The ICA's new exhibition features the work of 16 ultra-hip - some would say painfully hip - architects and designers, all of whom are searching for `a new method and meaning' in design. Subtitled "British Design Now", the show presents a snapshot of cutting-edge aesthetics, and a chance for slowcoaches to get up to speed with the Wallpaper set. Although the organisers are careful to point out that "this is not a movement", the assembled objects do have things in common, most noticeably a willingness to use and reinterpret the detritus of modern life - supermarket trolleys, lottery tickets, flyposters, industrial and office bits and bobs - in ways that would surprise even Blue Peter viewers.

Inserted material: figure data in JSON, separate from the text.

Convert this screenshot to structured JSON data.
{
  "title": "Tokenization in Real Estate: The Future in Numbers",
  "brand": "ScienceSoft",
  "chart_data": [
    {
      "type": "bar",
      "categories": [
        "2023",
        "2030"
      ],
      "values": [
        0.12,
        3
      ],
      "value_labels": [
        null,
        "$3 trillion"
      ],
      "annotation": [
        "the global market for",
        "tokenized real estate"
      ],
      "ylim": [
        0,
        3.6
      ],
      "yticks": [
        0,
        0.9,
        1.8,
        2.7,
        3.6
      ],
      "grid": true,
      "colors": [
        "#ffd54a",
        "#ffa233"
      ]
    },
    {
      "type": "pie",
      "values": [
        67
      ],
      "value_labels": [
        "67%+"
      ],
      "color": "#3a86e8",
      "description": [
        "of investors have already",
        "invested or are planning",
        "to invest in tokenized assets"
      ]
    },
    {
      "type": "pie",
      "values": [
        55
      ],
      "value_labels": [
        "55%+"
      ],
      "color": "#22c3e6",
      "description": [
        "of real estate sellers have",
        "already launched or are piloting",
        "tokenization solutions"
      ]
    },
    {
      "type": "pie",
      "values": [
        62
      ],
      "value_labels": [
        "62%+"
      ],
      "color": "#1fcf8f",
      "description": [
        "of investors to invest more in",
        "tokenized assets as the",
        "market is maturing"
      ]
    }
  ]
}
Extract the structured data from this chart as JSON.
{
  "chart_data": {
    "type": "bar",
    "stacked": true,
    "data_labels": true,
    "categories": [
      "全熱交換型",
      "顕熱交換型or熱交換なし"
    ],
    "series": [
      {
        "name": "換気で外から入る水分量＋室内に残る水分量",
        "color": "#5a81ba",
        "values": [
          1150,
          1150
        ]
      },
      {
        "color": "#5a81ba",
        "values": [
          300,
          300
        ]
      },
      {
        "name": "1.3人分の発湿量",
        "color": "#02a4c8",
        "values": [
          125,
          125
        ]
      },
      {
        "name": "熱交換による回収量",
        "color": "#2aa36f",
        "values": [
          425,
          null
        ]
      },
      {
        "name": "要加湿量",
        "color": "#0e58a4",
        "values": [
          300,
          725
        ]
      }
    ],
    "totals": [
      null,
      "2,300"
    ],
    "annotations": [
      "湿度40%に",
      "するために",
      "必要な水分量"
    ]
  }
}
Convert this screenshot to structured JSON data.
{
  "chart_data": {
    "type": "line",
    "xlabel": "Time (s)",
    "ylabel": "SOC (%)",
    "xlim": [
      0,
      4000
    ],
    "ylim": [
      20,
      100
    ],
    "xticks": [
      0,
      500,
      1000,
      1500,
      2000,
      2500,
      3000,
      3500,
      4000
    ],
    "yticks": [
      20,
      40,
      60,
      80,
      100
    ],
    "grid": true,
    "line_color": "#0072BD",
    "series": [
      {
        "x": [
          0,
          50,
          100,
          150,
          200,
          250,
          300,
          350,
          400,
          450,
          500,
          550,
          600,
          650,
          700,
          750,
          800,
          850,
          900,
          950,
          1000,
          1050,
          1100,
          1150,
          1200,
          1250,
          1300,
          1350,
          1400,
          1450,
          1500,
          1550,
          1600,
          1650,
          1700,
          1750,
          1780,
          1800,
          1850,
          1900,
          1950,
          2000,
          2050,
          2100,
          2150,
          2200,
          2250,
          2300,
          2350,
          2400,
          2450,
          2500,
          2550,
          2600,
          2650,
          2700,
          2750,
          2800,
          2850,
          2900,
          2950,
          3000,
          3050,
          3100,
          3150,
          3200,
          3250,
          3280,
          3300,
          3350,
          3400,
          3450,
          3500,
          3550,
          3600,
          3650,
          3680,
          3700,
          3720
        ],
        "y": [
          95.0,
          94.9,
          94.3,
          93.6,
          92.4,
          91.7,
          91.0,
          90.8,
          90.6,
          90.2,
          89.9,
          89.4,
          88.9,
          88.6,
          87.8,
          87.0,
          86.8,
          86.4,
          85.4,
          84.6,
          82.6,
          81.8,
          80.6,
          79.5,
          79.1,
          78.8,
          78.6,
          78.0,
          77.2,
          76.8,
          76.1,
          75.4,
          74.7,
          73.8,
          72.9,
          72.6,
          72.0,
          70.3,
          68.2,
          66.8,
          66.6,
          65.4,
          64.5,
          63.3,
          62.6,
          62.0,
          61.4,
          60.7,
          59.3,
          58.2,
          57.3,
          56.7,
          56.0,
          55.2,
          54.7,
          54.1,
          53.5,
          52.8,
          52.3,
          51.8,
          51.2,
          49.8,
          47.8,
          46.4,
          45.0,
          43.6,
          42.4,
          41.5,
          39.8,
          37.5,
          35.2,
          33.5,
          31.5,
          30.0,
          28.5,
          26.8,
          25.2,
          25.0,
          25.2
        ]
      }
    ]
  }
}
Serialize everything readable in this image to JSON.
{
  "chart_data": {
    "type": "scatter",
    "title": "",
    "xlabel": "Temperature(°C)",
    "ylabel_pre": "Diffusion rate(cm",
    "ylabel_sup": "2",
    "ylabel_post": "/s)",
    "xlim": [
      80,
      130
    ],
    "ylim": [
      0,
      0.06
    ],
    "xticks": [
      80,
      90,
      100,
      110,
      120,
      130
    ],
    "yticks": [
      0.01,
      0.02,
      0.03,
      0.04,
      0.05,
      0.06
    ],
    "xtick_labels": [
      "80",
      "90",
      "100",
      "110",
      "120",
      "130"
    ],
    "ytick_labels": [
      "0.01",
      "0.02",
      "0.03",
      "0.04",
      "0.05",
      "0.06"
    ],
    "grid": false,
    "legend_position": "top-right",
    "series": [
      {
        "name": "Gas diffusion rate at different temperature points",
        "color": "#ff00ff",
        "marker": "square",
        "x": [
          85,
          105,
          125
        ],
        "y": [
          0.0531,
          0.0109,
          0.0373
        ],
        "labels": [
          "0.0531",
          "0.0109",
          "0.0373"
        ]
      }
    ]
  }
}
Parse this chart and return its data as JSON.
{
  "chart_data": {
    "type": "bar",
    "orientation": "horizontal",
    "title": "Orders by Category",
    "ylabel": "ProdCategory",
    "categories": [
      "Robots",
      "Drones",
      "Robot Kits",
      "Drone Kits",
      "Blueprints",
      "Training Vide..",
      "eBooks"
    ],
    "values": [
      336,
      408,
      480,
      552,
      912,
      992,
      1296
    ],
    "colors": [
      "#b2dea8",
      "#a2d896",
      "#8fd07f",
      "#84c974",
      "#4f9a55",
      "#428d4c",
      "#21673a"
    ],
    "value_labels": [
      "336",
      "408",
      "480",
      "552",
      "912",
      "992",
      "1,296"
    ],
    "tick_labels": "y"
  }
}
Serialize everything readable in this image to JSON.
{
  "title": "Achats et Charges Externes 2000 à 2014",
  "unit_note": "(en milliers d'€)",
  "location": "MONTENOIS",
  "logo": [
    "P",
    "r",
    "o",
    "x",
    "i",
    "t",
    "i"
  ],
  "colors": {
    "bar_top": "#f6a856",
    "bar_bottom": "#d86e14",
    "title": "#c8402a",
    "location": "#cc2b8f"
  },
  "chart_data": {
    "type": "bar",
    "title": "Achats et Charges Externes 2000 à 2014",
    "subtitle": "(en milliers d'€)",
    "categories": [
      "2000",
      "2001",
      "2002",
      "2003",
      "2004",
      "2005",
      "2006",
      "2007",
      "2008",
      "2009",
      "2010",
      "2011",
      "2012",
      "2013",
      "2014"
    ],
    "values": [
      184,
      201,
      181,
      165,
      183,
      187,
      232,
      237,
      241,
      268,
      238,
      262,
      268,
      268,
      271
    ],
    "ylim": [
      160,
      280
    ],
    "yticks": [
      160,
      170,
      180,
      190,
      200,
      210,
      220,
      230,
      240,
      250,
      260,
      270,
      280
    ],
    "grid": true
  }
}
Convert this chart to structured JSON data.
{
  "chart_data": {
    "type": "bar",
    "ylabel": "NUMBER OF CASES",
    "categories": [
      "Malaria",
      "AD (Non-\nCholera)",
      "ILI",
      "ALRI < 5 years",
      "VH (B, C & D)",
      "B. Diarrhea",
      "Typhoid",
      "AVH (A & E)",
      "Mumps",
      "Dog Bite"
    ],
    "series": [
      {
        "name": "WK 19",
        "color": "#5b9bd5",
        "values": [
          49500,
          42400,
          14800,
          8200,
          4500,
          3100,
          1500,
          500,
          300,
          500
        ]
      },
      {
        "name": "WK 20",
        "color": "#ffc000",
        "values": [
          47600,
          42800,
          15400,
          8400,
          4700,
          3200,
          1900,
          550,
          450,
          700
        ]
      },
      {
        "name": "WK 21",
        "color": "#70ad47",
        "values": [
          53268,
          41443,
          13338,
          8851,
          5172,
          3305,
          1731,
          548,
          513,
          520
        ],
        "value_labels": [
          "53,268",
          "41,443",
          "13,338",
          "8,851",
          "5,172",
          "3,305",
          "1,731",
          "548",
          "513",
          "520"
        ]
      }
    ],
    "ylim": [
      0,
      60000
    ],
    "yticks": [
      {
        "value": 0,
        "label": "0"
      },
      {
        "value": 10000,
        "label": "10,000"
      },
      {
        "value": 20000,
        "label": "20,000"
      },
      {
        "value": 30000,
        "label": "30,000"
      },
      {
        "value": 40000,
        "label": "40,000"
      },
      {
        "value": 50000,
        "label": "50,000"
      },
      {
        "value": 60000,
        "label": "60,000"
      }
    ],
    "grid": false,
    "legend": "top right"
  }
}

As curator Claire Catterall says, this is "essentially, just a load of old tat... yet somehow it's `lifted' to become something else, something new, something beautiful".

What They Say About It

"The whole show is engaging and playful, working a kind of magic on implausible materials. The beauty comes from the reinvention of familiar, inexpensive things" Annabel Freyberg, The Independent. "The message is that, with a bit of imagination, anyone can afford the best in cutting-edge design. Time to start saving those washing-up liquid bottles?" Martin Coomer, Time Out.

Where You Can See It

ICA, The Mall, London SW1 (0171-930 3647) to 23 May.